President Donald Trump will stay at Walter Reed military hospital for an indefinite number of days, his doctor said on Saturday, undergoing a five-day antiviral drug regimen for COVID-19 that indicated his condition might be more serious than had been publicly disclosed. On Thursday, he received another therapy that is still in early phases of testing.

At a news conference on Saturday, Dr. Sean Conley, Trump’s physician, painted a rosy picture of the president’s condition, saying he was doing well, fever-free and not in need of supplemental oxygen.

But immediately afterward, White House Chief of Staff Mark Meadows contradicted that assessment and said Trump’s vital signs in the last 48 hours “were very concerning” and that the next two days would be critical.

Medical experts who have been following the sketchy, conflicting details released by the White House and Walter Reed were divided about the experimental treatments Trump, 74, has already received.

But they generally welcomed his close monitoring at the nation’s military medical complex, noting his risk factors — that he’s an older man who is slightly obese — for developing a more serious form of the disease.

“Transferring him to Walter Reed was the right thing,” said Dr.

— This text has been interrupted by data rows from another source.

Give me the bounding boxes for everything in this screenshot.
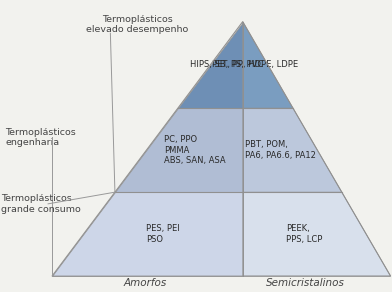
Text: PC, PPO
PMMA
ABS, SAN, ASA: PC, PPO PMMA ABS, SAN, ASA xyxy=(164,135,225,165)
Text: Termoplásticos
grande consumo: Termoplásticos grande consumo xyxy=(2,194,81,213)
Text: PBT, POM,
PA6, PA6.6, PA12: PBT, POM, PA6, PA6.6, PA12 xyxy=(245,140,316,160)
Polygon shape xyxy=(178,22,243,108)
Text: PET, PP, HDPE, LDPE: PET, PP, HDPE, LDPE xyxy=(212,60,298,69)
Text: Termoplásticos
engenharia: Termoplásticos engenharia xyxy=(5,128,76,147)
Polygon shape xyxy=(243,192,390,276)
Text: Amorfos: Amorfos xyxy=(124,278,167,288)
Polygon shape xyxy=(115,108,243,192)
Text: HIPS, SB, PS, PVC: HIPS, SB, PS, PVC xyxy=(190,60,263,69)
Text: Termoplásticos
elevado desempenho: Termoplásticos elevado desempenho xyxy=(87,15,189,34)
Polygon shape xyxy=(52,192,243,276)
Text: Semicristalinos: Semicristalinos xyxy=(265,278,345,288)
Polygon shape xyxy=(243,108,342,192)
Polygon shape xyxy=(243,22,293,108)
Text: PES, PEI
PSO: PES, PEI PSO xyxy=(146,225,180,244)
Text: PEEK,
PPS, LCP: PEEK, PPS, LCP xyxy=(286,225,323,244)
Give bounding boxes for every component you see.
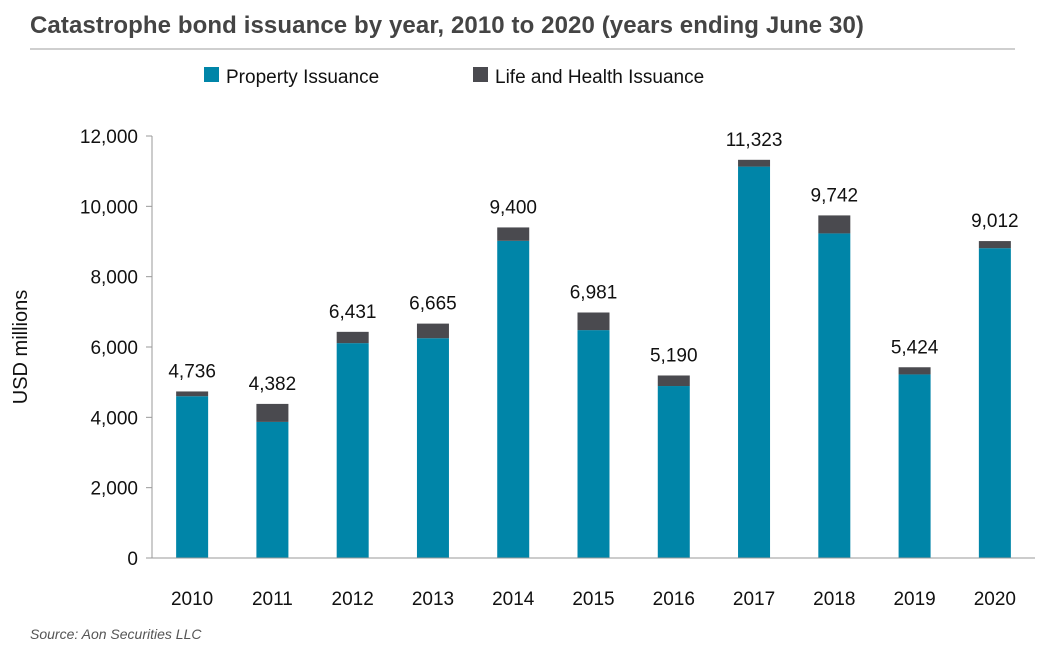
x-tick-label-2015: 2015: [572, 589, 614, 610]
bar-property-2019: [898, 374, 931, 558]
total-label-2017: 11,323: [726, 130, 783, 151]
y-tick-label: 8,000: [90, 268, 138, 289]
x-axis: 2010 2011 2012 2013 2014 2015 2016 2017 2018 2019…: [152, 557, 1035, 610]
total-label-2019: 5,424: [891, 337, 939, 358]
bar-property-2018: [818, 233, 851, 558]
bar-property-2016: [657, 386, 690, 558]
y-tick-label: 0: [127, 549, 138, 570]
x-tick-label-2014: 2014: [492, 589, 535, 610]
data-labels-group: 4,736 4,382 6,431 6,665 9,400 6,981 5,190 11,32…: [168, 130, 1018, 395]
total-label-2020: 9,012: [971, 211, 1019, 232]
y-tick-label: 12,000: [80, 127, 138, 148]
y-axis: 0 2,000 4,000 6,000 8,000 10,000 12,000 USD mil…: [10, 127, 153, 570]
bar-life-health-2020: [978, 241, 1011, 249]
y-axis-title: USD millions: [10, 290, 32, 404]
total-label-2010: 4,736: [168, 361, 216, 382]
legend-swatch-property: [204, 67, 219, 82]
bar-life-health-2019: [898, 367, 931, 375]
total-label-2016: 5,190: [650, 345, 698, 366]
total-label-2012: 6,431: [329, 302, 377, 323]
x-tick-label-2012: 2012: [332, 589, 374, 610]
y-tick-label: 10,000: [80, 197, 138, 218]
bar-property-2014: [497, 240, 530, 558]
x-tick-label-2017: 2017: [733, 589, 775, 610]
x-tick-label-2016: 2016: [653, 589, 695, 610]
bar-life-health-2018: [818, 215, 851, 234]
bar-property-2015: [577, 330, 610, 558]
total-label-2014: 9,400: [489, 197, 537, 218]
bar-life-health-2012: [336, 331, 369, 344]
bar-life-health-2016: [657, 375, 690, 387]
x-tick-label-2010: 2010: [171, 589, 213, 610]
x-tick-label-2013: 2013: [412, 589, 454, 610]
bar-life-health-2017: [738, 159, 771, 167]
bar-life-health-2014: [497, 227, 530, 241]
bar-life-health-2010: [176, 391, 209, 397]
bar-life-health-2013: [416, 323, 449, 339]
x-tick-label-2018: 2018: [813, 589, 855, 610]
bars-group: [176, 159, 1011, 558]
total-label-2015: 6,981: [570, 283, 618, 304]
bar-property-2020: [978, 248, 1011, 558]
legend-swatch-life-health: [473, 67, 488, 82]
x-tick-label-2019: 2019: [893, 589, 935, 610]
x-tick-label-2011: 2011: [252, 589, 293, 610]
y-tick-label: 6,000: [90, 338, 138, 359]
bar-property-2013: [416, 338, 449, 558]
total-label-2011: 4,382: [249, 374, 297, 395]
title-divider: [30, 48, 1015, 50]
bar-property-2017: [738, 166, 771, 558]
total-label-2018: 9,742: [811, 185, 859, 206]
y-tick-label: 2,000: [90, 479, 138, 500]
x-tick-label-2020: 2020: [974, 589, 1016, 610]
legend-label-life-health: Life and Health Issuance: [495, 67, 704, 88]
source-note: Source: Aon Securities LLC: [30, 626, 202, 642]
legend: Property Issuance Life and Health Issuanc…: [204, 67, 704, 88]
bar-property-2010: [176, 396, 209, 558]
y-tick-label: 4,000: [90, 408, 138, 429]
total-label-2013: 6,665: [409, 294, 457, 315]
bar-life-health-2011: [256, 403, 289, 422]
legend-label-property: Property Issuance: [226, 67, 379, 88]
bar-property-2012: [336, 343, 369, 558]
bar-life-health-2015: [577, 312, 610, 331]
chart-title: Catastrophe bond issuance by year, 2010 …: [30, 12, 864, 39]
bar-property-2011: [256, 421, 289, 558]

Carlos del Rio, professor of medicine at Emory University in Atlanta. “Because any of us who have seen patients with COVID, especially patients at his age, can say that one minute they seem fine and the next minute not.”

The doctors at the news conference stressed the critical period of time — about 7 to 10 days after infection — when a patient’s condition can take a turn for the worse. Some people respond to an infection with an overly exuberant immune response that can worsen their illness and even prove fatal.

Infectious disease experts said it was hard to comment on Trump’s condition or evaluate his treatment with the scant and contradictory information that had been released publicly, but some said they were worried.

“It is a very weird situation,” said Dr. Andre Kalil, an infectious disease specialist at the University of Nebraska. “Is he being overtreated or undertreated? We don’t know.”

One of the therapies being given to Trump, a combination of monoclonal antibodies made by Regeneron, is in the earliest phase of testing, and there is only a recent news release from the company on its effectiveness.

In one trial, the treatment is being given to recently exposed or infected people, especially those who may not be able to rouse a potent immune response on their own. By age and gender, Trump falls into the subgroup of people whose immune system may not be able to fend off the virus.

Some experts are optimistic that the Regeneron drug works and support giving patients a therapy that directly attacks the virus. Monoclonal antibodies in general are pretty safe, experts said, and similar ones have been used to treat patients with HIV and Ebola.

Other experts were more skeptical.

“In my mind these antibodies are experimental,” said Kalil, a principal investigator for the federal study showing the other treatment, remdesivir, that is being given to Trump, sped recovery in hospitalized COVID patients.